In January of this year, Kavars and Byrne also filed a petition, requesting a new trial and asking the courts to overturn a civil ruling, from January 2019, by a judge who determined nine dogs and four cats seized by the Worth County Sheriff’s office and the American Society for the Prevention of Animals (ASPCA) from her property in December 2018 to be “threatened animals.”

The animals were taken as part of a rescue effort in which 150 Samoyed dogs were recovered from a puppy mill operated by Kavars. The dogs were transported by the ASPCA from the property to undergo examination and treatment by a veterinarian.

Kavars had agreed to permanently surrender all but 13 of the animals, which were found to be living in filthy, unhealthy conditions.

Worth County Judge Douglas Krull ruled against Kavars’ petition to keep the 13 animals due to the “overwhelming” evidence of neglect demonstrated.
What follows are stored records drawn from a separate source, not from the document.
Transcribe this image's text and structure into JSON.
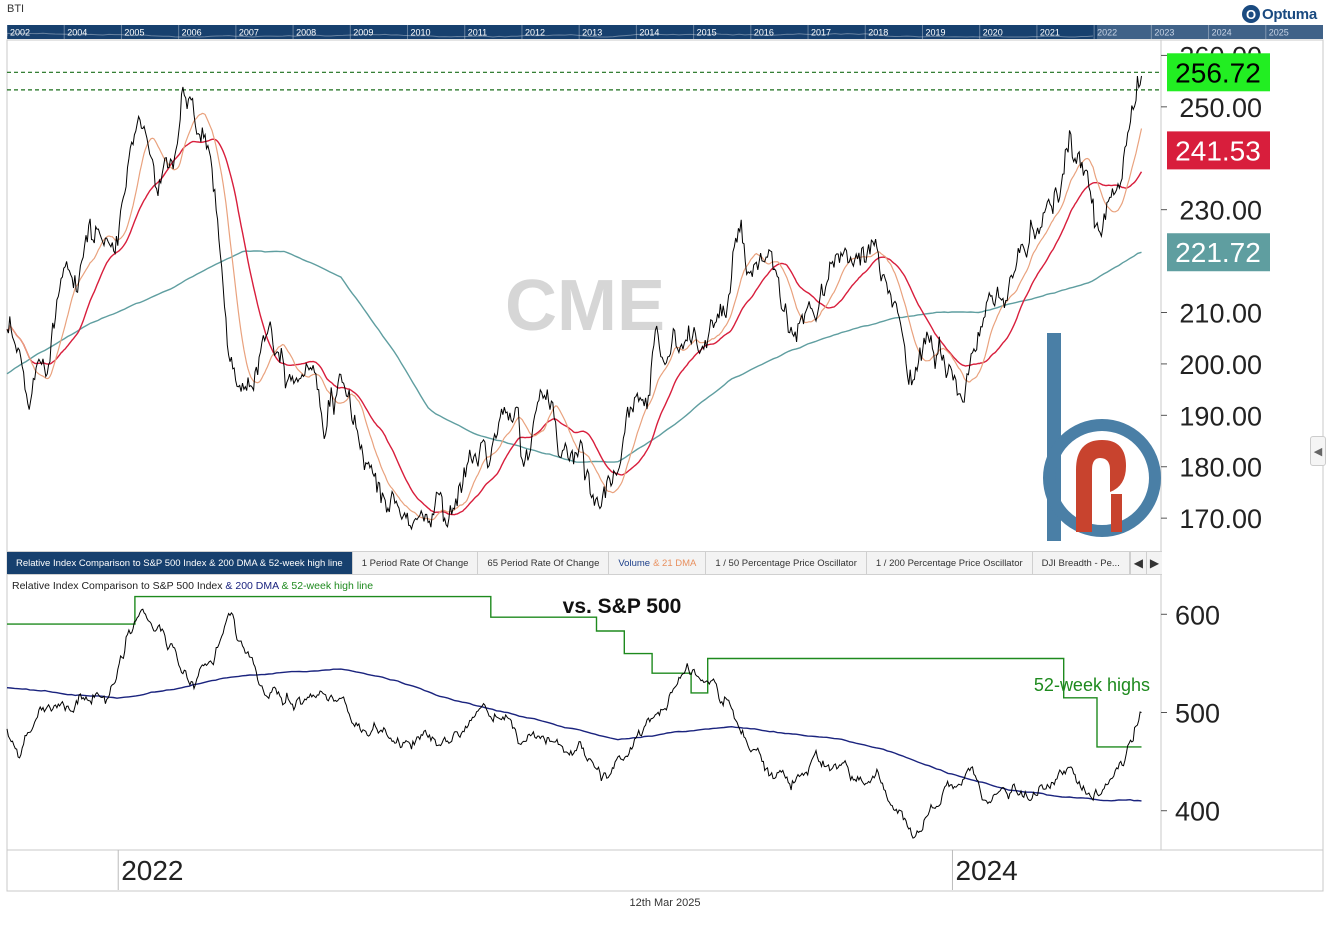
{
  "header": {
    "ticker": "BTI",
    "brand": "Optuma",
    "brand_mark": "O"
  },
  "colors": {
    "navigator_bg": "#17406e",
    "price": "#000000",
    "ma_fast": "#e9a27e",
    "ma_mid": "#d81e3c",
    "ma_slow": "#5f9ea0",
    "dma_200": "#1a237e",
    "high_52w": "#1e8a1e",
    "badge_green": "#22ee22",
    "badge_red": "#d81e3c",
    "badge_teal": "#5f9ea0",
    "watermark": "#d6d6d6",
    "logo_blue": "#4a7fa6",
    "logo_red": "#c8432e"
  },
  "navigator": {
    "years": [
      "2002",
      "2004",
      "2005",
      "2006",
      "2007",
      "2008",
      "2009",
      "2010",
      "2011",
      "2012",
      "2013",
      "2014",
      "2015",
      "2016",
      "2017",
      "2018",
      "2019",
      "2020",
      "2021",
      "2022",
      "2023",
      "2024",
      "2025"
    ]
  },
  "watermark": "CME",
  "tabs": [
    {
      "label": "Relative Index Comparison to S&P 500 Index & 200 DMA & 52-week high line",
      "active": true
    },
    {
      "label": "1 Period Rate Of Change"
    },
    {
      "label": "65 Period Rate Of Change"
    },
    {
      "label": "Volume",
      "accent": "& 21 DMA"
    },
    {
      "label": "1 / 50 Percentage Price Oscillator"
    },
    {
      "label": "1 / 200 Percentage Price Oscillator"
    },
    {
      "label": "DJI Breadth - Pe..."
    }
  ],
  "tab_arrows": {
    "prev": "◀",
    "next": "▶"
  },
  "lower_panel": {
    "title_main": "Relative Index Comparison to S&P 500 Index",
    "title_200": " & 200 DMA",
    "title_52": " & 52-week high line",
    "annotation": "vs. S&P 500",
    "highs_label": "52-week highs"
  },
  "side_handle": "◀",
  "footer": {
    "date": "12th Mar 2025"
  },
  "chart_data": [
    {
      "type": "line",
      "name": "price-panel",
      "y_ticks": [
        "170.00",
        "180.00",
        "190.00",
        "200.00",
        "210.00",
        "230.00",
        "250.00",
        "260.00"
      ],
      "y_tick_values": [
        170,
        180,
        190,
        200,
        210,
        230,
        250,
        260
      ],
      "ylim": [
        164,
        263
      ],
      "x_range": [
        2021.1,
        2025.25
      ],
      "badges": [
        {
          "text": "256.72",
          "value": 256.72,
          "color_key": "badge_green"
        },
        {
          "text": "241.53",
          "value": 241.53,
          "color_key": "badge_red"
        },
        {
          "text": "221.72",
          "value": 221.72,
          "color_key": "badge_teal"
        }
      ],
      "reference_lines": [
        256.72,
        253.3
      ],
      "price_anchors": [
        [
          2021.1,
          205
        ],
        [
          2021.18,
          187
        ],
        [
          2021.3,
          222
        ],
        [
          2021.4,
          230
        ],
        [
          2021.5,
          224
        ],
        [
          2021.57,
          249
        ],
        [
          2021.66,
          232
        ],
        [
          2021.74,
          249
        ],
        [
          2021.84,
          236
        ],
        [
          2021.9,
          201
        ],
        [
          2021.96,
          196
        ],
        [
          2022.04,
          213
        ],
        [
          2022.12,
          206
        ],
        [
          2022.2,
          205
        ],
        [
          2022.28,
          198
        ],
        [
          2022.36,
          186
        ],
        [
          2022.44,
          178
        ],
        [
          2022.52,
          170
        ],
        [
          2022.6,
          170
        ],
        [
          2022.7,
          175
        ],
        [
          2022.8,
          182
        ],
        [
          2022.88,
          187
        ],
        [
          2022.96,
          181
        ],
        [
          2023.04,
          191
        ],
        [
          2023.12,
          185
        ],
        [
          2023.2,
          180
        ],
        [
          2023.28,
          181
        ],
        [
          2023.36,
          185
        ],
        [
          2023.44,
          208
        ],
        [
          2023.52,
          206
        ],
        [
          2023.6,
          204
        ],
        [
          2023.68,
          210
        ],
        [
          2023.74,
          220
        ],
        [
          2023.82,
          213
        ],
        [
          2023.92,
          202
        ],
        [
          2024.0,
          205
        ],
        [
          2024.08,
          220
        ],
        [
          2024.14,
          216
        ],
        [
          2024.22,
          214
        ],
        [
          2024.3,
          210
        ],
        [
          2024.38,
          202
        ],
        [
          2024.46,
          198
        ],
        [
          2024.54,
          196
        ],
        [
          2024.6,
          203
        ],
        [
          2024.66,
          208
        ],
        [
          2024.72,
          220
        ],
        [
          2024.8,
          226
        ],
        [
          2024.86,
          222
        ],
        [
          2024.92,
          238
        ],
        [
          2024.98,
          233
        ],
        [
          2025.04,
          230
        ],
        [
          2025.1,
          243
        ],
        [
          2025.14,
          250
        ],
        [
          2025.18,
          256
        ]
      ],
      "ma_slow_anchors": [
        [
          2021.1,
          198
        ],
        [
          2021.4,
          208
        ],
        [
          2021.7,
          215
        ],
        [
          2021.95,
          222
        ],
        [
          2022.1,
          222
        ],
        [
          2022.3,
          217
        ],
        [
          2022.5,
          202
        ],
        [
          2022.62,
          191
        ],
        [
          2022.8,
          186
        ],
        [
          2023.0,
          183
        ],
        [
          2023.15,
          181
        ],
        [
          2023.3,
          181
        ],
        [
          2023.5,
          188
        ],
        [
          2023.7,
          197
        ],
        [
          2023.9,
          202
        ],
        [
          2024.1,
          206
        ],
        [
          2024.3,
          209
        ],
        [
          2024.45,
          210
        ],
        [
          2024.6,
          210
        ],
        [
          2024.8,
          213
        ],
        [
          2025.0,
          216
        ],
        [
          2025.18,
          221.7
        ]
      ]
    },
    {
      "type": "line",
      "name": "relative-panel",
      "y_ticks": [
        "400",
        "500",
        "600"
      ],
      "y_tick_values": [
        400,
        500,
        600
      ],
      "ylim": [
        360,
        640
      ],
      "x_range": [
        2021.1,
        2025.25
      ],
      "x_ticks": [
        "2022",
        "2024"
      ],
      "x_tick_values": [
        2021.5,
        2024.5
      ],
      "rel_anchors": [
        [
          2021.1,
          475
        ],
        [
          2021.14,
          455
        ],
        [
          2021.22,
          505
        ],
        [
          2021.3,
          515
        ],
        [
          2021.38,
          525
        ],
        [
          2021.46,
          505
        ],
        [
          2021.52,
          560
        ],
        [
          2021.58,
          595
        ],
        [
          2021.64,
          585
        ],
        [
          2021.7,
          565
        ],
        [
          2021.76,
          530
        ],
        [
          2021.84,
          545
        ],
        [
          2021.9,
          590
        ],
        [
          2021.96,
          560
        ],
        [
          2022.04,
          520
        ],
        [
          2022.12,
          500
        ],
        [
          2022.2,
          515
        ],
        [
          2022.3,
          500
        ],
        [
          2022.4,
          475
        ],
        [
          2022.5,
          470
        ],
        [
          2022.6,
          480
        ],
        [
          2022.7,
          470
        ],
        [
          2022.8,
          490
        ],
        [
          2022.9,
          495
        ],
        [
          2023.0,
          478
        ],
        [
          2023.1,
          460
        ],
        [
          2023.18,
          440
        ],
        [
          2023.26,
          440
        ],
        [
          2023.34,
          470
        ],
        [
          2023.42,
          490
        ],
        [
          2023.5,
          520
        ],
        [
          2023.58,
          550
        ],
        [
          2023.64,
          530
        ],
        [
          2023.7,
          500
        ],
        [
          2023.78,
          470
        ],
        [
          2023.86,
          445
        ],
        [
          2023.94,
          440
        ],
        [
          2024.0,
          448
        ],
        [
          2024.08,
          458
        ],
        [
          2024.16,
          430
        ],
        [
          2024.24,
          420
        ],
        [
          2024.3,
          395
        ],
        [
          2024.36,
          378
        ],
        [
          2024.42,
          390
        ],
        [
          2024.48,
          415
        ],
        [
          2024.56,
          420
        ],
        [
          2024.64,
          410
        ],
        [
          2024.72,
          415
        ],
        [
          2024.8,
          420
        ],
        [
          2024.88,
          418
        ],
        [
          2024.94,
          428
        ],
        [
          2025.0,
          410
        ],
        [
          2025.06,
          420
        ],
        [
          2025.1,
          440
        ],
        [
          2025.14,
          470
        ],
        [
          2025.18,
          500
        ]
      ],
      "dma_anchors": [
        [
          2021.1,
          526
        ],
        [
          2021.3,
          520
        ],
        [
          2021.5,
          515
        ],
        [
          2021.7,
          523
        ],
        [
          2021.9,
          535
        ],
        [
          2022.1,
          542
        ],
        [
          2022.3,
          543
        ],
        [
          2022.5,
          532
        ],
        [
          2022.7,
          513
        ],
        [
          2022.9,
          500
        ],
        [
          2023.1,
          485
        ],
        [
          2023.3,
          473
        ],
        [
          2023.5,
          480
        ],
        [
          2023.7,
          484
        ],
        [
          2023.9,
          478
        ],
        [
          2024.1,
          472
        ],
        [
          2024.3,
          457
        ],
        [
          2024.5,
          437
        ],
        [
          2024.7,
          422
        ],
        [
          2024.9,
          414
        ],
        [
          2025.05,
          410
        ],
        [
          2025.18,
          410
        ]
      ],
      "high_steps": [
        [
          2021.1,
          590
        ],
        [
          2021.56,
          590
        ],
        [
          2021.56,
          618
        ],
        [
          2022.84,
          618
        ],
        [
          2022.84,
          597
        ],
        [
          2023.22,
          597
        ],
        [
          2023.22,
          583
        ],
        [
          2023.32,
          583
        ],
        [
          2023.32,
          560
        ],
        [
          2023.42,
          560
        ],
        [
          2023.42,
          540
        ],
        [
          2023.56,
          540
        ],
        [
          2023.56,
          520
        ],
        [
          2023.62,
          520
        ],
        [
          2023.62,
          555
        ],
        [
          2024.9,
          555
        ],
        [
          2024.9,
          515
        ],
        [
          2025.02,
          515
        ],
        [
          2025.02,
          465
        ],
        [
          2025.18,
          465
        ]
      ]
    }
  ]
}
Many dogs were matted, underweight, and displayed varying degrees of injury or other medical distress.

According to the request filed on Jan. 3, Kavars believed she did not receive a fair hearing due to inaccurate statements made by former Worth County Sheriff’s Deputy Andy Grunhovd, who testified in August 2019 he had partially misquoted Kavars in previous testimonies regarding the manner in which her animals were watered during the winter.

The petition also cites a contract between the ASPCA and Worth County was not admitted as evidence in the trial, therefore creating a bias against Kavars.

On Friday, Krull also denied Kavars’ appeal request, stating that none of the objections filed rose to the level of warranting a new trial, and because of the extensive evidence presented against Kavars, no additional information would have had an impact on the outcome.